Only under a Tory government could cold classrooms and empty bookshelves be normalised – and yet schools are facing an 8% real-terms cut by 2019-20.
Less than six miles from Downing Street and the office Theresa May is seeking to return to, primary school children have to clean their own classrooms. This week it was reported that pupils in the London borough of Wandsworth are now vacuuming at the end of the day because their school is so underfunded that it can’t afford to replace its cleaner, a story that illustrates not only the horror of today’s austerity but is a warning sign for the future. While the NHS takes the strain and local services crumble, schools are the next public service to be gutted.
The National Audit Office calculates that by 2019-20, the education system will face cuts of 8% in real terms. That amounts to about £3bn in England – or the equivalent of £20,000 per pupil during their time in the classroom. Put that together with the new funding formula, which will see 9,000 schools face vast additional budget cuts, and secondary schools in England alone are heading for the steepest cuts to funding since the 1970s.
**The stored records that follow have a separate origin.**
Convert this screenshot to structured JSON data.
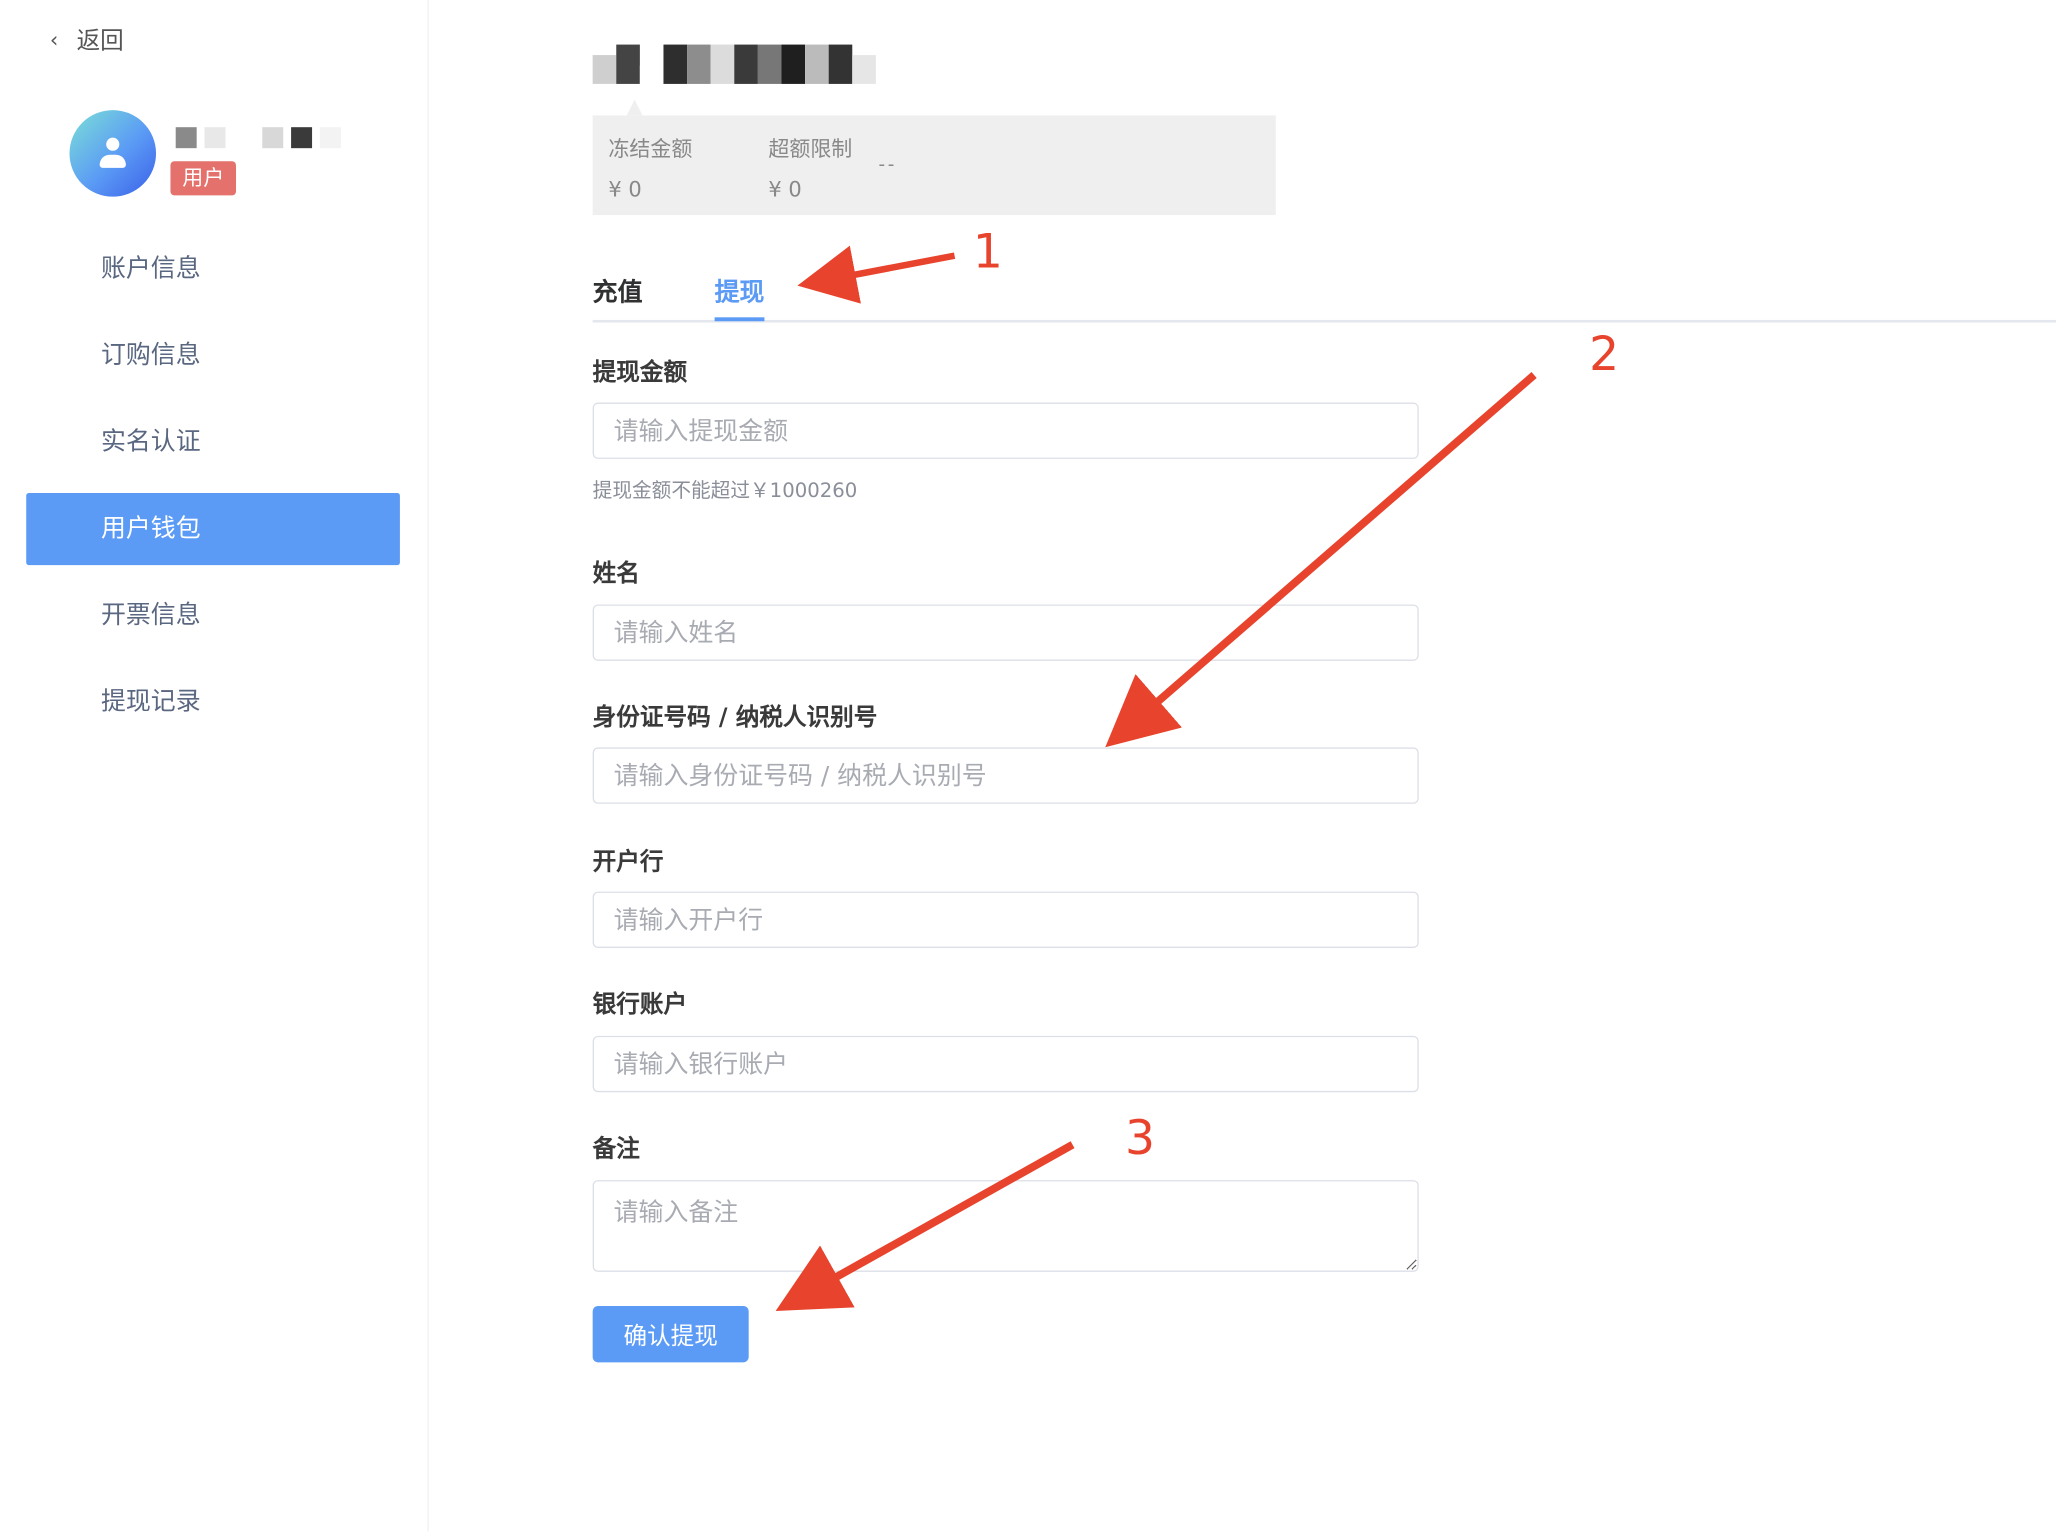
{
  "sidebar": {
    "back_label": "返回",
    "role_badge": "用户",
    "items": [
      {
        "label": "账户信息"
      },
      {
        "label": "订购信息"
      },
      {
        "label": "实名认证"
      },
      {
        "label": "用户钱包",
        "active": true
      },
      {
        "label": "开票信息"
      },
      {
        "label": "提现记录"
      }
    ]
  },
  "stats": {
    "frozen_label": "冻结金额",
    "frozen_value": "¥ 0",
    "separator": "--",
    "limit_label": "超额限制",
    "limit_value": "¥ 0"
  },
  "tabs": {
    "recharge": "充值",
    "withdraw": "提现",
    "active": "withdraw"
  },
  "form": {
    "amount_label": "提现金额",
    "amount_placeholder": "请输入提现金额",
    "amount_hint": "提现金额不能超过￥1000260",
    "name_label": "姓名",
    "name_placeholder": "请输入姓名",
    "id_label": "身份证号码 / 纳税人识别号",
    "id_placeholder": "请输入身份证号码 / 纳税人识别号",
    "bank_label": "开户行",
    "bank_placeholder": "请输入开户行",
    "account_label": "银行账户",
    "account_placeholder": "请输入银行账户",
    "note_label": "备注",
    "note_placeholder": "请输入备注",
    "submit_label": "确认提现"
  },
  "annotations": {
    "step1": "1",
    "step2": "2",
    "step3": "3",
    "arrow_color": "#e8432d"
  },
  "colors": {
    "accent": "#5b9bf5",
    "badge": "#e4716b"
  }
}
Last month, I asked Guardian readers to get in touch with their experiences of education cuts. The response was staggering: teachers, parents, governors, grandparents and headteachers describing a school system on its knees. “No textbooks … kids have to buy them,” wrote one teacher in High Wycombe. “School is falling to bits … radiators fitted when school was built (1950s) so in winter have recorded 8C in class.” One teacher in Newport said her class now has “no books or lined paper”; they’re asking parents to set up “voluntary direct debits” as emergency funding.
From Norfolk to London, teachers spoke of dire staff shortages – “we’re down from 60 to 15 teaching staff over the past five years,” one teacher in Weymouth told me – resulting in 40 kids in a classroom, untrained tutors brought in to teach maths, or entire subjects being “wiped out”. With no money to pay them, support staff are simply phased out – “the ones that help the children who are behind catch up”, as one parent in Leeds painfully puts it.